Flora e Fauna – E foi assim. A fome obrigou Erisíchton a devorar seus próprios membros, destruindo o corpo para alimentar o mesmo corpo. Enfim, conseguiu libertar-se. Quisera os deuses que todos os humanos, partículas criadas para favorecer o equilíbrio universal, não se arvorassem em senhores. Poderosa Consistência! Vital tem sido tua paciência, preservando em nós a unidade de espírito para que tenhamos condições de escolher sensatamente. Em teu nome, vasta é a matéria e eterna seja a alma. Aceite estas libações para que a concórdia novamente de estabeleça entre todos os elementos da vida. Cantemos, dancemos, irmã! Hoje foi um bom dia. Quisera todos os humanos consagrem – e os deuses não intervirão – seus pais puros sentimentos na exaltação da Natureza.
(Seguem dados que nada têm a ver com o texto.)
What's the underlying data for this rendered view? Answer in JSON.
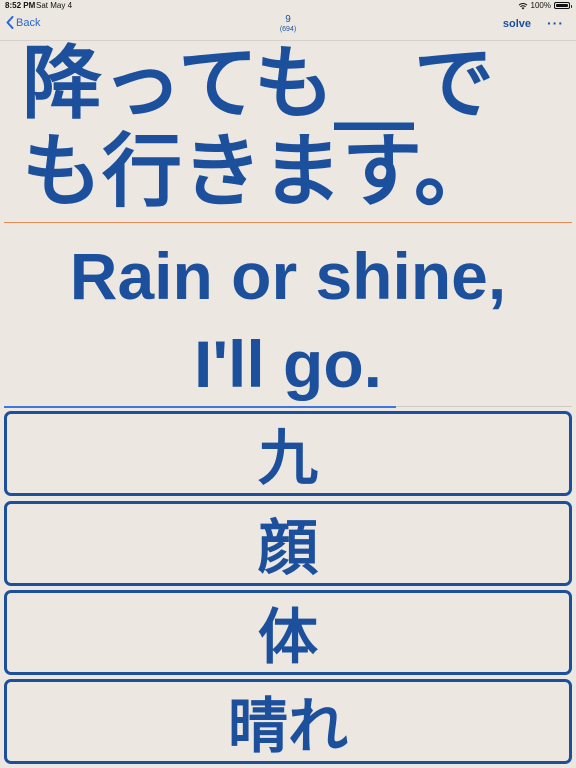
{
  "status_bar": {
    "time": "8:52 PM",
    "date": "Sat May 4",
    "battery": "100%",
    "battery_level": 1.0
  },
  "nav": {
    "back_label": "Back",
    "count": "9",
    "total": "(694)",
    "solve_label": "solve",
    "more_label": "···"
  },
  "question": {
    "text": "降っても__でも行きます。"
  },
  "translation": {
    "line1": "Rain or shine,",
    "line2": "I'll go."
  },
  "choices": [
    {
      "label": "九"
    },
    {
      "label": "顔"
    },
    {
      "label": "体"
    },
    {
      "label": "晴れ"
    }
  ],
  "colors": {
    "background": "#ece8e1",
    "primary": "#1c4f9c",
    "link": "#2a64d6",
    "divider_accent": "#e58b54",
    "progress": "#3b77e0"
  },
  "icons": {
    "back": "chevron-left-icon",
    "wifi": "wifi-icon",
    "battery": "battery-icon"
  }
}
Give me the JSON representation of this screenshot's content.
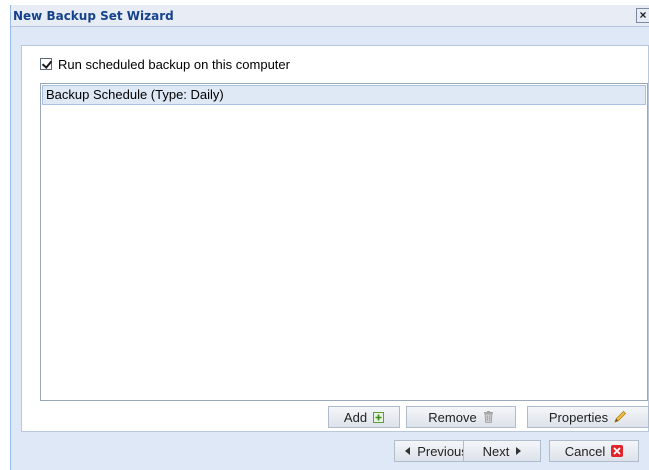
{
  "window": {
    "title": "New Backup Set Wizard",
    "close_glyph": "×"
  },
  "options": {
    "run_scheduled_label": "Run scheduled backup on this computer",
    "run_scheduled_checked": true
  },
  "schedules": {
    "items": [
      {
        "label": "Backup Schedule (Type: Daily)",
        "selected": true
      }
    ]
  },
  "list_actions": {
    "add_label": "Add",
    "add_icon": "add-icon",
    "remove_label": "Remove",
    "remove_icon": "trash-icon",
    "properties_label": "Properties",
    "properties_icon": "edit-icon"
  },
  "navigation": {
    "previous_label": "Previous",
    "next_label": "Next",
    "cancel_label": "Cancel",
    "cancel_icon": "cancel-icon"
  },
  "colors": {
    "title_text": "#15428b",
    "panel_bg": "#dfe8f6",
    "selected_row": "#dfe9f6",
    "cancel_red": "#e0262b"
  }
}
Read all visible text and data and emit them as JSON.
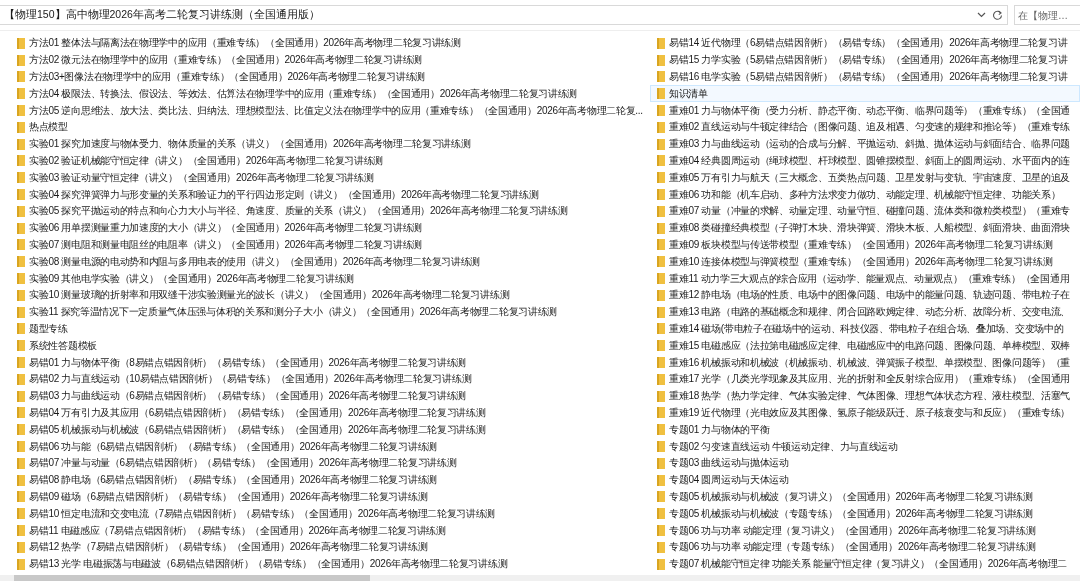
{
  "address_bar": {
    "path": "【物理150】高中物理2026年高考二轮复习讲练测（全国通用版）"
  },
  "search": {
    "placeholder": "在【物理…"
  },
  "file_list": {
    "columns": [
      {
        "items": [
          {
            "name": "方法01 整体法与隔离法在物理学中的应用（重难专练）（全国通用）2026年高考物理二轮复习讲练测",
            "selected": false
          },
          {
            "name": "方法02 微元法在物理学中的应用（重难专练）（全国通用）2026年高考物理二轮复习讲练测",
            "selected": false
          },
          {
            "name": "方法03+图像法在物理学中的应用（重难专练）（全国通用）2026年高考物理二轮复习讲练测",
            "selected": false
          },
          {
            "name": "方法04 极限法、转换法、假设法、等效法、估算法在物理学中的应用（重难专练）（全国通用）2026年高考物理二轮复习讲练测",
            "selected": false
          },
          {
            "name": "方法05 逆向思维法、放大法、类比法、归纳法、理想模型法、比值定义法在物理学中的应用（重难专练）（全国通用）2026年高考物理二轮复...",
            "selected": false
          },
          {
            "name": "热点模型",
            "selected": false
          },
          {
            "name": "实验01 探究加速度与物体受力、物体质量的关系（讲义）（全国通用）2026年高考物理二轮复习讲练测",
            "selected": false
          },
          {
            "name": "实验02 验证机械能守恒定律（讲义）（全国通用）2026年高考物理二轮复习讲练测",
            "selected": false
          },
          {
            "name": "实验03 验证动量守恒定律（讲义）（全国通用）2026年高考物理二轮复习讲练测",
            "selected": false
          },
          {
            "name": "实验04 探究弹簧弹力与形变量的关系和验证力的平行四边形定则（讲义）（全国通用）2026年高考物理二轮复习讲练测",
            "selected": false
          },
          {
            "name": "实验05 探究平抛运动的特点和向心力大小与半径、角速度、质量的关系（讲义）（全国通用）2026年高考物理二轮复习讲练测",
            "selected": false
          },
          {
            "name": "实验06 用单摆测量重力加速度的大小（讲义）（全国通用）2026年高考物理二轮复习讲练测",
            "selected": false
          },
          {
            "name": "实验07 测电阻和测量电阻丝的电阻率（讲义）（全国通用）2026年高考物理二轮复习讲练测",
            "selected": false
          },
          {
            "name": "实验08 测量电源的电动势和内阻与多用电表的使用（讲义）（全国通用）2026年高考物理二轮复习讲练测",
            "selected": false
          },
          {
            "name": "实验09 其他电学实验（讲义）（全国通用）2026年高考物理二轮复习讲练测",
            "selected": false
          },
          {
            "name": "实验10 测量玻璃的折射率和用双缝干涉实验测量光的波长（讲义）（全国通用）2026年高考物理二轮复习讲练测",
            "selected": false
          },
          {
            "name": "实验11 探究等温情况下一定质量气体压强与体积的关系和测分子大小（讲义）（全国通用）2026年高考物理二轮复习讲练测",
            "selected": false
          },
          {
            "name": "题型专练",
            "selected": false
          },
          {
            "name": "系统性答题模板",
            "selected": false
          },
          {
            "name": "易错01 力与物体平衡（8易错点错因剖析）（易错专练）（全国通用）2026年高考物理二轮复习讲练测",
            "selected": false
          },
          {
            "name": "易错02 力与直线运动（10易错点错因剖析）（易错专练）（全国通用）2026年高考物理二轮复习讲练测",
            "selected": false
          },
          {
            "name": "易错03 力与曲线运动（6易错点错因剖析）（易错专练）（全国通用）2026年高考物理二轮复习讲练测",
            "selected": false
          },
          {
            "name": "易错04 万有引力及其应用（6易错点错因剖析）（易错专练）（全国通用）2026年高考物理二轮复习讲练测",
            "selected": false
          },
          {
            "name": "易错05 机械振动与机械波（6易错点错因剖析）（易错专练）（全国通用）2026年高考物理二轮复习讲练测",
            "selected": false
          },
          {
            "name": "易错06 功与能（6易错点错因剖析）（易错专练）（全国通用）2026年高考物理二轮复习讲练测",
            "selected": false
          },
          {
            "name": "易错07 冲量与动量（6易错点错因剖析）（易错专练）（全国通用）2026年高考物理二轮复习讲练测",
            "selected": false
          },
          {
            "name": "易错08 静电场（6易错点错因剖析）（易错专练）（全国通用）2026年高考物理二轮复习讲练测",
            "selected": false
          },
          {
            "name": "易错09 磁场（6易错点错因剖析）（易错专练）（全国通用）2026年高考物理二轮复习讲练测",
            "selected": false
          },
          {
            "name": "易错10 恒定电流和交变电流（7易错点错因剖析）（易错专练）（全国通用）2026年高考物理二轮复习讲练测",
            "selected": false
          },
          {
            "name": "易错11 电磁感应（7易错点错因剖析）（易错专练）（全国通用）2026年高考物理二轮复习讲练测",
            "selected": false
          },
          {
            "name": "易错12 热学（7易错点错因剖析）（易错专练）（全国通用）2026年高考物理二轮复习讲练测",
            "selected": false
          },
          {
            "name": "易错13 光学 电磁振荡与电磁波（6易错点错因剖析）（易错专练）（全国通用）2026年高考物理二轮复习讲练测",
            "selected": false
          }
        ]
      },
      {
        "items": [
          {
            "name": "易错14 近代物理（6易错点错因剖析）（易错专练）（全国通用）2026年高考物理二轮复习讲",
            "selected": false
          },
          {
            "name": "易错15 力学实验（5易错点错因剖析）（易错专练）（全国通用）2026年高考物理二轮复习讲",
            "selected": false
          },
          {
            "name": "易错16 电学实验（5易错点错因剖析）（易错专练）（全国通用）2026年高考物理二轮复习讲",
            "selected": false
          },
          {
            "name": "知识清单",
            "selected": true
          },
          {
            "name": "重难01 力与物体平衡（受力分析、静态平衡、动态平衡、临界问题等）（重难专练）（全国通",
            "selected": false
          },
          {
            "name": "重难02 直线运动与牛顿定律结合（图像问题、追及相遇、匀变速的规律和推论等）（重难专练",
            "selected": false
          },
          {
            "name": "重难03 力与曲线运动（运动的合成与分解、平抛运动、斜抛、抛体运动与斜面结合、临界问题",
            "selected": false
          },
          {
            "name": "重难04 经典圆周运动（绳球模型、杆球模型、圆锥摆模型、斜面上的圆周运动、水平面内的连",
            "selected": false
          },
          {
            "name": "重难05 万有引力与航天（三大概念、五类热点问题、卫星发射与变轨、宇宙速度、卫星的追及",
            "selected": false
          },
          {
            "name": "重难06 功和能（机车启动、多种方法求变力做功、动能定理、机械能守恒定律、功能关系）",
            "selected": false
          },
          {
            "name": "重难07 动量（冲量的求解、动量定理、动量守恒、碰撞问题、流体类和微粒类模型）（重难专",
            "selected": false
          },
          {
            "name": "重难08 类碰撞经典模型（子弹打木块、滑块弹簧、滑块木板、人船模型、斜面滑块、曲面滑块",
            "selected": false
          },
          {
            "name": "重难09 板块模型与传送带模型（重难专练）（全国通用）2026年高考物理二轮复习讲练测",
            "selected": false
          },
          {
            "name": "重难10 连接体模型与弹簧模型（重难专练）（全国通用）2026年高考物理二轮复习讲练测",
            "selected": false
          },
          {
            "name": "重难11 动力学三大观点的综合应用（运动学、能量观点、动量观点）（重难专练）（全国通用",
            "selected": false
          },
          {
            "name": "重难12 静电场（电场的性质、电场中的图像问题、电场中的能量问题、轨迹问题、带电粒子在",
            "selected": false
          },
          {
            "name": "重难13 电路（电路的基础概念和规律、闭合回路欧姆定律、动态分析、故障分析、交变电流、",
            "selected": false
          },
          {
            "name": "重难14 磁场(带电粒子在磁场中的运动、科技仪器、带电粒子在组合场、叠加场、交变场中的",
            "selected": false
          },
          {
            "name": "重难15 电磁感应（法拉第电磁感应定律、电磁感应中的电路问题、图像问题、单棒模型、双棒",
            "selected": false
          },
          {
            "name": "重难16 机械振动和机械波（机械振动、机械波、弹簧振子模型、单摆模型、图像问题等）（重",
            "selected": false
          },
          {
            "name": "重难17 光学（几类光学现象及其应用、光的折射和全反射综合应用）（重难专练）（全国通用",
            "selected": false
          },
          {
            "name": "重难18 热学（热力学定律、气体实验定律、气体图像、理想气体状态方程、液柱模型、活塞气",
            "selected": false
          },
          {
            "name": "重难19 近代物理（光电效应及其图像、氢原子能级跃迁、原子核衰变与和反应）（重难专练）",
            "selected": false
          },
          {
            "name": "专题01 力与物体的平衡",
            "selected": false
          },
          {
            "name": "专题02 匀变速直线运动 牛顿运动定律、力与直线运动",
            "selected": false
          },
          {
            "name": "专题03 曲线运动与抛体运动",
            "selected": false
          },
          {
            "name": "专题04 圆周运动与天体运动",
            "selected": false
          },
          {
            "name": "专题05 机械振动与机械波（复习讲义）（全国通用）2026年高考物理二轮复习讲练测",
            "selected": false
          },
          {
            "name": "专题05 机械振动与机械波（专题专练）（全国通用）2026年高考物理二轮复习讲练测",
            "selected": false
          },
          {
            "name": "专题06 功与功率 动能定理（复习讲义）（全国通用）2026年高考物理二轮复习讲练测",
            "selected": false
          },
          {
            "name": "专题06 功与功率 动能定理（专题专练）（全国通用）2026年高考物理二轮复习讲练测",
            "selected": false
          },
          {
            "name": "专题07 机械能守恒定律 功能关系 能量守恒定律（复习讲义）（全国通用）2026年高考物理二",
            "selected": false
          }
        ]
      }
    ]
  }
}
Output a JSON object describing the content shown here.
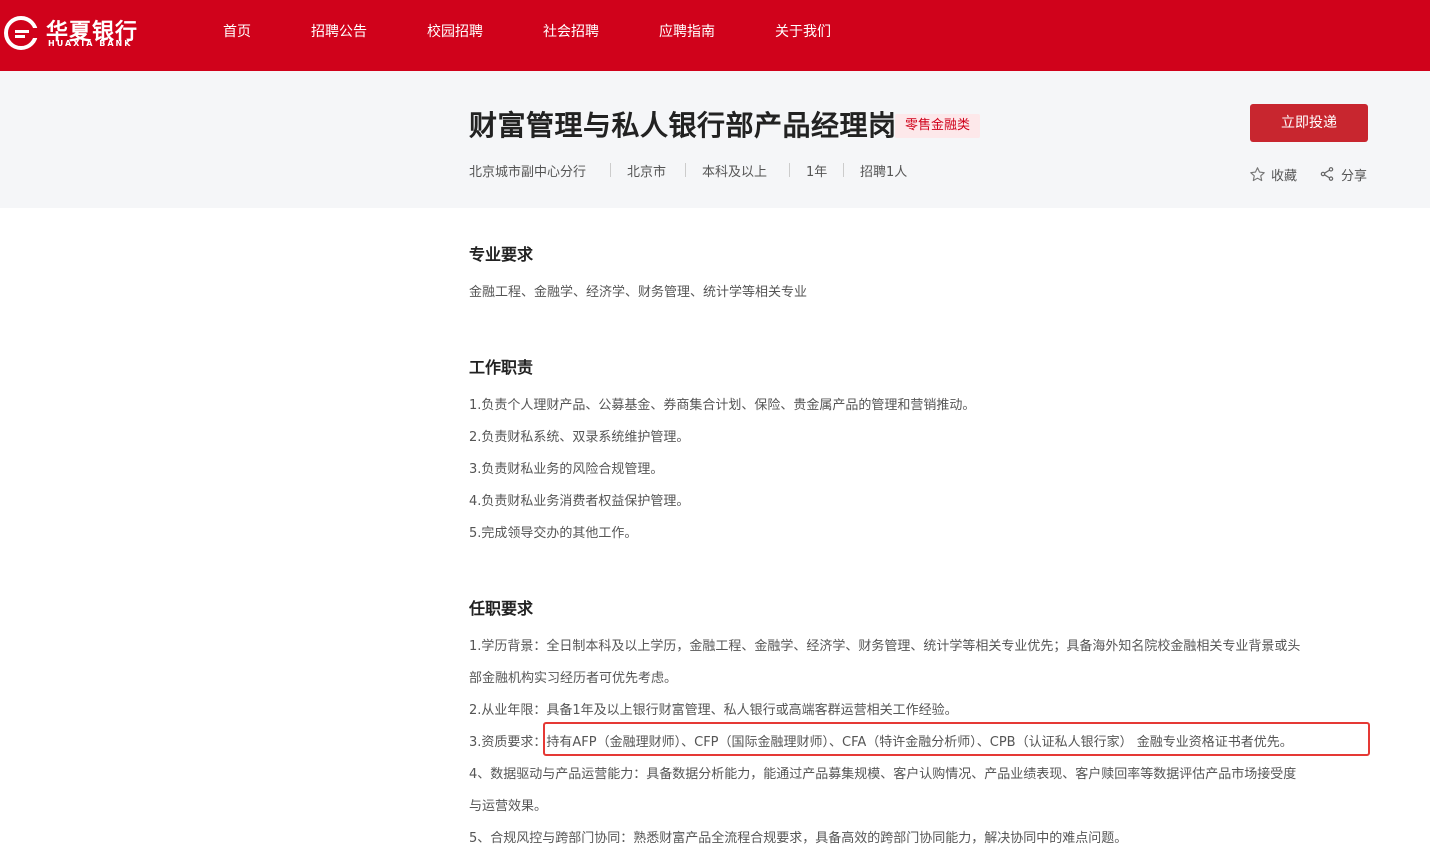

Cantemos, dancemos, irmã! Hoje foi um bom dia. Mas nem todos são iguais neste mundo de contrastes. Se um ora, outro blasfema. Se um cria, outro destrói. Não nos enganemos, irmã. Hoje foi um bom dia... Amanhã quem sabe?!


2 comentários:

  1. E assim se completa a tragédia de quem tudo quer. Bonito texto, cheio de reflexões!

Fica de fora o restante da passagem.